Drop the Donut, Fella - Trans-fats are Killers
In one of the Harvard studies, researchers found that men with the lowest trans-fatty acid intake had roughly double the average sperm concentration as other men - 79 million sperm per mL compared to 48 million among those with the highest intake of trans-fat laden food. Study author Audrey Gaskins, a PhD candidate at the Harvard School of Public Health says that more research is needed, but it's possible that trans-fats may accumulate in sperm and wipe them out over time.
In a second study, the semen of 188 college-aged men were examined by Crimson researchers and found that those who ate a healthy diet, one with a lot of fresh fruits, vegetables, whole grains, legumes, and fish, had more motile sperm than those whose diets were comprised of pizza and foods with high trans-fat content. The motility rates of the healthy men were nearly seven percent higher than those of the less-healthy men.
Ms. Gaskins explains that "A healthy diet with lots of plant foods tends to be packed with antioxidants. Oxidative stress can impair sperm, but eating antioxidant-rich foods may protect semen quality."
Eat the Mediterranean Way
The best and easiest way to boost diet quality is to cut down (or cut out) packaged foods, which tend to be high in trans fats and low in antioxidants. A Mediterranean style diet that is based on fish, lots of fresh vegetables and olive oil is a good choice for eating to enhance sperm performance. Fish contains Omega 3 and Omega 6 fatty acids, the kind of fat the body needs for health and what a man's body needs for production of healthy sperm. Olive oil and flax seed oil are healthy sources of Omegas as well.

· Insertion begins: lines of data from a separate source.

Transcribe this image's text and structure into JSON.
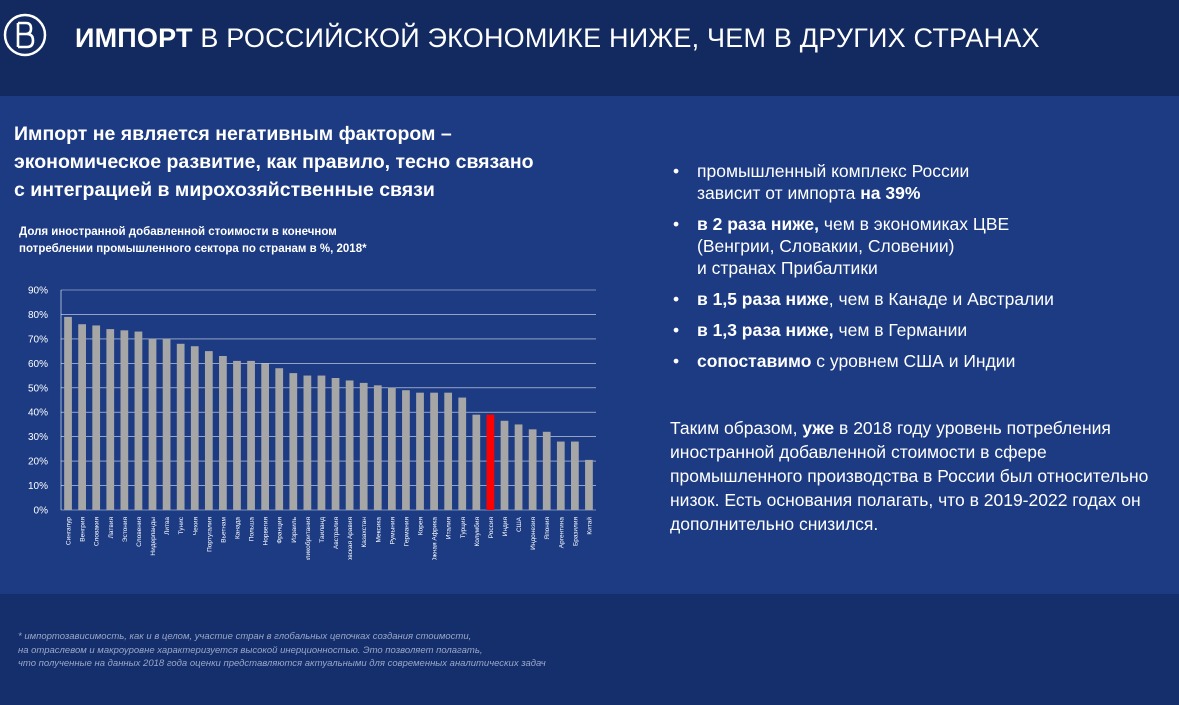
{
  "header": {
    "title_bold": "ИМПОРТ",
    "title_rest": " В РОССИЙСКОЙ ЭКОНОМИКЕ НИЖЕ, ЧЕМ В ДРУГИХ СТРАНАХ",
    "logo_icon": "hse-logo-icon"
  },
  "subtitle": "Импорт не является негативным фактором –\n экономическое развитие, как правило, тесно связано\nс интеграцией в мирохозяйственные связи",
  "chart_caption": "Доля иностранной добавленной стоимости в конечном\nпотреблении промышленного сектора по странам в %, 2018*",
  "chart_data": {
    "type": "bar",
    "categories": [
      "Сингапур",
      "Венгрия",
      "Словакия",
      "Латвия",
      "Эстония",
      "Словения",
      "Нидерланды",
      "Литва",
      "Тунис",
      "Чехия",
      "Португалия",
      "Вьетнам",
      "Канада",
      "Польша",
      "Норвегия",
      "Франция",
      "Израиль",
      "Великобритания",
      "Таиланд",
      "Австралия",
      "Саудовская Аравия",
      "Казахстан",
      "Мексика",
      "Румыния",
      "Германия",
      "Корея",
      "Южная Африка",
      "Италия",
      "Турция",
      "Колумбия",
      "Россия",
      "Индия",
      "США",
      "Индонезия",
      "Япония",
      "Аргентина",
      "Бразилия",
      "Китай"
    ],
    "values": [
      79,
      76,
      75.5,
      74,
      73.5,
      73,
      70,
      70,
      68,
      67,
      65,
      63,
      61,
      61,
      60,
      58,
      56,
      55,
      55,
      54,
      53,
      52,
      51,
      50,
      49,
      48,
      48,
      48,
      46,
      39,
      39,
      36.5,
      35,
      33,
      32,
      28,
      28,
      20.5
    ],
    "highlight": "Россия",
    "yticks": [
      "0%",
      "10%",
      "20%",
      "30%",
      "40%",
      "50%",
      "60%",
      "70%",
      "80%",
      "90%"
    ],
    "ylim": [
      0,
      90
    ],
    "grid": true,
    "bar_color": "#a6a6a6",
    "highlight_color": "#ff0000"
  },
  "bullets": [
    {
      "pre": "промышленный комплекс России\nзависит от импорта ",
      "bold": "на 39%",
      "post": ""
    },
    {
      "pre": "",
      "bold": "в 2 раза ниже,",
      "post": " чем в экономиках ЦВЕ\n(Венгрии, Словакии, Словении)\nи странах Прибалтики"
    },
    {
      "pre": "",
      "bold": "в 1,5 раза ниже",
      "post": ", чем в Канаде и Австралии"
    },
    {
      "pre": "",
      "bold": "в 1,3 раза ниже,",
      "post": " чем в Германии"
    },
    {
      "pre": "",
      "bold": "сопоставимо",
      "post": " с уровнем США и Индии"
    }
  ],
  "conclusion": {
    "pre": "Таким образом, ",
    "bold": "уже",
    "post": " в 2018 году уровень потребления иностранной добавленной стоимости в сфере промышленного производства в России был относительно низок. Есть основания полагать, что в 2019-2022 годах он дополнительно снизился."
  },
  "footnote": "* импортозависимость, как и в целом, участие стран в глобальных цепочках создания стоимости,\nна отраслевом и макроуровне характеризуется высокой инерционностью. Это позволяет полагать,\nчто полученные на данных 2018 года оценки представляются актуальными для современных аналитических задач",
  "colors": {
    "background": "#152f6d",
    "header_bg": "#122a5f",
    "panel_bg": "#1c3b83"
  }
}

The Same Results in Brazil!
In the Brazilian study, 250 men undergoing the fertility treatment ICSI, intracytoplasmic sperm injection, were assessed by questionnaire on their consumption of fruits, vegetables, beans, grains, meat, fish, as well as how often they resorted to smoking and drinking. ICSI is a process used most often when a man does not produce enough concentrated sperm to impregnate a woman. The sperm is removed from the man and injected directly into an egg that is later inserted into the woman's uterus.
The study found that poor diet and drinking habits of men reduced sperm motility and lowered their partner's chance of pregnancy.
· A high BMI (overweight) and drinking alcohol lowered the concentration and motility of sperm.
· Smoking affected sperm motility (how well the sperm swim).
· Chances of fertilization were diminished with coffee and alcohol consumption.
· Red meat kicked the bottom out of embryo implantation and pregnancy rates.
A short-lived reformation of eating well a few days before fertility treatments didn't fix the problem. It takes months of cleaning up to improve sperm quality - there are no quick fixes. The study was a reality check for couples in fertility treatment. They have to recognize that it isn't just the woman's responsibility to eat well and take good care of her body; the man has to do the same thing if fertility treatments are going to be more successful.